When using extraction model extract-20251024, the API only supports the following keywords in your JSON schema. All other keywords are ignored and won’t cause errors.
  • $defs
  • $ref
  • anyOf
  • description
  • enum (only string enums are supported)
  • format
  • items
  • maximum
  • maxItems
  • minimum
  • minItems
  • nullable
  • properties
  • propertyOrdering
  • required
  • title
  • type
The following commonly-used keywords are not supported. This list is not exhaustive; any keyword not listed above is ignored.
  • $schema
  • allOf
  • oneOf
  • const
  • minLength
  • maxLength
  • uniqueItems

extract-20250930: Unsupported Keywords

When using extraction model extract-20250930, the API does not support the following keywords in your JSON schema. If your schema includes these keywords, the API returns an error: Keyword 'KEY' is not supported.
  • allOf
  • not
  • dependentRequired
  • dependentSchemas
  • if
  • then
  • else

Missing Fields

When the API cannot find a field defined in your JSON schema within the document, the response depends on the extraction model.

extract-20251024: Returns Null for Missing Fields

When using extraction model extract-20251024, the API returns missing values as null, even if the field is marked as required or not marked as nullable in your JSON schema. For example, if your JSON schema requires a First Name field but the submitted document does not contain a first name, the API returns null for that field.

extract-20250930: Inconsistent Behavior

When using extraction model extract-20250930, the API has inconsistent behavior when fields are missing. It may return null, 0, an empty string, or another value.

Best Practices and Recommendations

This section provides best practices for designing JSON schemas. While these aren’t requirements, following these recommendations may improve extraction accuracy.

Match Schema to Document Structure

Design your JSON schema to align with how information appears in the documents.
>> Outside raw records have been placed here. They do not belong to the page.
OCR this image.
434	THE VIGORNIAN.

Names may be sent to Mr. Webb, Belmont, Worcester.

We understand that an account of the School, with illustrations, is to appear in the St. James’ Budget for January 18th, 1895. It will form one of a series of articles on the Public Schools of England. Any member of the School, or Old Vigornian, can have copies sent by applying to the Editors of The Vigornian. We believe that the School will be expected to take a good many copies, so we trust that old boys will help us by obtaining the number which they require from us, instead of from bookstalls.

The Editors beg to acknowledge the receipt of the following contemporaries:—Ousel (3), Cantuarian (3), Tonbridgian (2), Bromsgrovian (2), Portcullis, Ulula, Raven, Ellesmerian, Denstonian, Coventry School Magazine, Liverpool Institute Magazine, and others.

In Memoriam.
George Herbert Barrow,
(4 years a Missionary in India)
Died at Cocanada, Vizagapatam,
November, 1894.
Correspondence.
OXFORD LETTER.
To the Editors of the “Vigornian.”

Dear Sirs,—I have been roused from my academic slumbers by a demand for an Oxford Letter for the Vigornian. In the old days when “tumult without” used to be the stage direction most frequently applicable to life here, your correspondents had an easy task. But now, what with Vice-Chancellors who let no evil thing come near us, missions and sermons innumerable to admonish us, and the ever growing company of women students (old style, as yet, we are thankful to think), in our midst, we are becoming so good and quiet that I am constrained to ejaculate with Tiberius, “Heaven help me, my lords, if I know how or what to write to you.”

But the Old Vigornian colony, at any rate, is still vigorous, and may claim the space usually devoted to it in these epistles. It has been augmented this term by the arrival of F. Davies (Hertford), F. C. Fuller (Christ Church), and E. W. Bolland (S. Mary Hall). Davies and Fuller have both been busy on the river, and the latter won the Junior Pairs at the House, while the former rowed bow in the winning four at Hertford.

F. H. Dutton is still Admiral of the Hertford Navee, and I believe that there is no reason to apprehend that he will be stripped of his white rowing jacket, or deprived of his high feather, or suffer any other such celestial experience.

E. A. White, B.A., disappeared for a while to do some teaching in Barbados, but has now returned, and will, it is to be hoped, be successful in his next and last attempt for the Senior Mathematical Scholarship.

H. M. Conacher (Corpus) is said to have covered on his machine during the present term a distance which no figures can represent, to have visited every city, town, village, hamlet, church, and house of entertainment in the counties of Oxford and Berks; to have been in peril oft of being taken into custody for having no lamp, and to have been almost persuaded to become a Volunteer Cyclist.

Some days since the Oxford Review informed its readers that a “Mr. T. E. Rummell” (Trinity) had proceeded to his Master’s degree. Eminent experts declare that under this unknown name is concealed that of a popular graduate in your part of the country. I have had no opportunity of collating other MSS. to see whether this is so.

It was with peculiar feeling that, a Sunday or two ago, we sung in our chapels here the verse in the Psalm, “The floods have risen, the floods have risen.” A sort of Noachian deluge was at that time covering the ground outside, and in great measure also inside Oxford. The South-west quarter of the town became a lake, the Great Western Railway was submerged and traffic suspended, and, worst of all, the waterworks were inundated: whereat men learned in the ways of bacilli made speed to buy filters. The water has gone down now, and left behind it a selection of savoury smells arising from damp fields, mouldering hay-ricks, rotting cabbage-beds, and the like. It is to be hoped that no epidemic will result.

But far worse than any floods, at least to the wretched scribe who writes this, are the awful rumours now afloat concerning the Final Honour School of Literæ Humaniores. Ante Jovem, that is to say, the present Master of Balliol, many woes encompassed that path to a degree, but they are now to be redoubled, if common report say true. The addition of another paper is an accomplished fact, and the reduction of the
For example, if you’re extracting a field from the top of a document and another from the bottom, list them in that order in your schema.

Limit the Number of Properties

For optimal performance, include no more than 30 properties in your JSON schema. Performance may degrade as the number of properties increases. Each field defined within a properties object counts as one property. The schema below has 4 total properties: 1 top-level property (employeeInfo) that organizes the data, plus 3 nested properties (name, address, socialSecurityNumber) that contain the actual extracted values.
{
  "type": "object",
  "title": "Payroll Document Field Extraction Schema",
  "required": [
    "employeeInfo"
  ],
  "properties": {
    "employeeInfo": {
      "type": "object",
      "title": "Employee Information",
      "required": [
        "name",
        "address",
        "socialSecurityNumber"
      ],
      "properties": {
        "name": {
          "type": "string",
          "title": "Employee Name",
          "description": "Full name of the employee."
        },
        "address": {
          "type": "string",
          "title": "Employee Address",
          "description": "Mailing address of the employee."
        },
        "socialSecurityNumber": {
          "type": "string",
          "title": "Social Security Number",
          "description": "Employee's Social Security Number."
        }
      },
      "description": "Key identifying and contact information for the employee."
    }
  },
  "description": "Schema for extracting high-value tabular and form-like fields from a payroll-related markdown document."
}

Reduce JSON Schema Complexity

In general, keep JSON schemas as simple as they need to be. Find the balance between being specific and descriptive and being concise. Recommendations:
  • Start with only a few fields in your JSON schema and then add more as needed.
  • Keep property names and enum names short but descriptive.
  • Flatten nested arrays.
  • Reduce the number of optional properties.
  • Reduce the number of valid values for enums.
When using extraction model extract-20251024, if the API determines that the JSON schema is too complex, the API will fall back to extract-20250930 and attempt extraction with that model.